The Grey Mare looking a bit sheepish.
The Grey Mare with mound running left.
Much to my relief, and the Heritage Hunters who turned up, my walk to the Grey Mare & Her Colts was undertaken in dry and sunny weather. I was beginning to feel jinxed. However, I will put a map on my information from now on, as a couple of people had difficulty finding the lay-by (as I feared). Lesson learnt. My partner Pam did a spendid job directing a couple of HH's, being stationed at the junction just down the road with a clipboard!We set off along the track to the GM&HC and took in the c.5,000 year old structure that has been standing in this field observing the passing of time almost beyond our imagining. One of around 22 tumuli existant within the Abbotsbury parish it is Dorset's finest megalithic chambered long barrow. Including a stone chamber, facade, peristaliths (small stones around the edge of the long mound) and disturbed mound of stones it has been knocked around some what over the last five millennia. The giant capstone of the box-chamber now sits at an angle, but it must be many tonnes in weight, so not surprising it has slipped. It is a matter of speculation as to the rites carried out here so long ago. But humans are humans and the importance of the past and the deceased ancestors must have had something to do with it. These tombs would probably been open for some generations, as rites and celebrations were carried out along with the, literal, presence of the ancestors before they were returned to the dark interior of the monument.

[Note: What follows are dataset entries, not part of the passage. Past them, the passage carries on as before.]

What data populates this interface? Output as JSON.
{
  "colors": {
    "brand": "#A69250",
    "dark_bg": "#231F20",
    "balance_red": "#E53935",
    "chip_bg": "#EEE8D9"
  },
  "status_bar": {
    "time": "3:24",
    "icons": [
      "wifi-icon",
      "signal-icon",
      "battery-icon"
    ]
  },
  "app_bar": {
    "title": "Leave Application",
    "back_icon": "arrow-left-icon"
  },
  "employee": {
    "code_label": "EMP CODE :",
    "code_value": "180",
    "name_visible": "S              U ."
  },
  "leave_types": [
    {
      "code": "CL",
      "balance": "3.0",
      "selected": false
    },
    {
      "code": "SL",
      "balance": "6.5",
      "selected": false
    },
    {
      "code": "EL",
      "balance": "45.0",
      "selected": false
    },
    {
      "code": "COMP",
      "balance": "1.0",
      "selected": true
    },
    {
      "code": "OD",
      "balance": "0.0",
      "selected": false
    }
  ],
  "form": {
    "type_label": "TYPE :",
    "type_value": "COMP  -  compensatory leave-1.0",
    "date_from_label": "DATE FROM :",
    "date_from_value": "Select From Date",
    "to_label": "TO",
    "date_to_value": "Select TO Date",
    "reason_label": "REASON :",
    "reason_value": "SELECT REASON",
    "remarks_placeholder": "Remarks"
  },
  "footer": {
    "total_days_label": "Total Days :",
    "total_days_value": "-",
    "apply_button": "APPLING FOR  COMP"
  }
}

I took away with me the effects of an insect bite, which resulted in my right arm now looking as if I am wearing a childs arm band, the ones they wear for swimming. It itches and aches at the same time. If the other one had been bitten as badly I would now look like Popeye. So a warning - always keep covered up against flies and ticks when walking in long grass, no matter how warm the day. Older people and children can have a very bad reaction to such bites.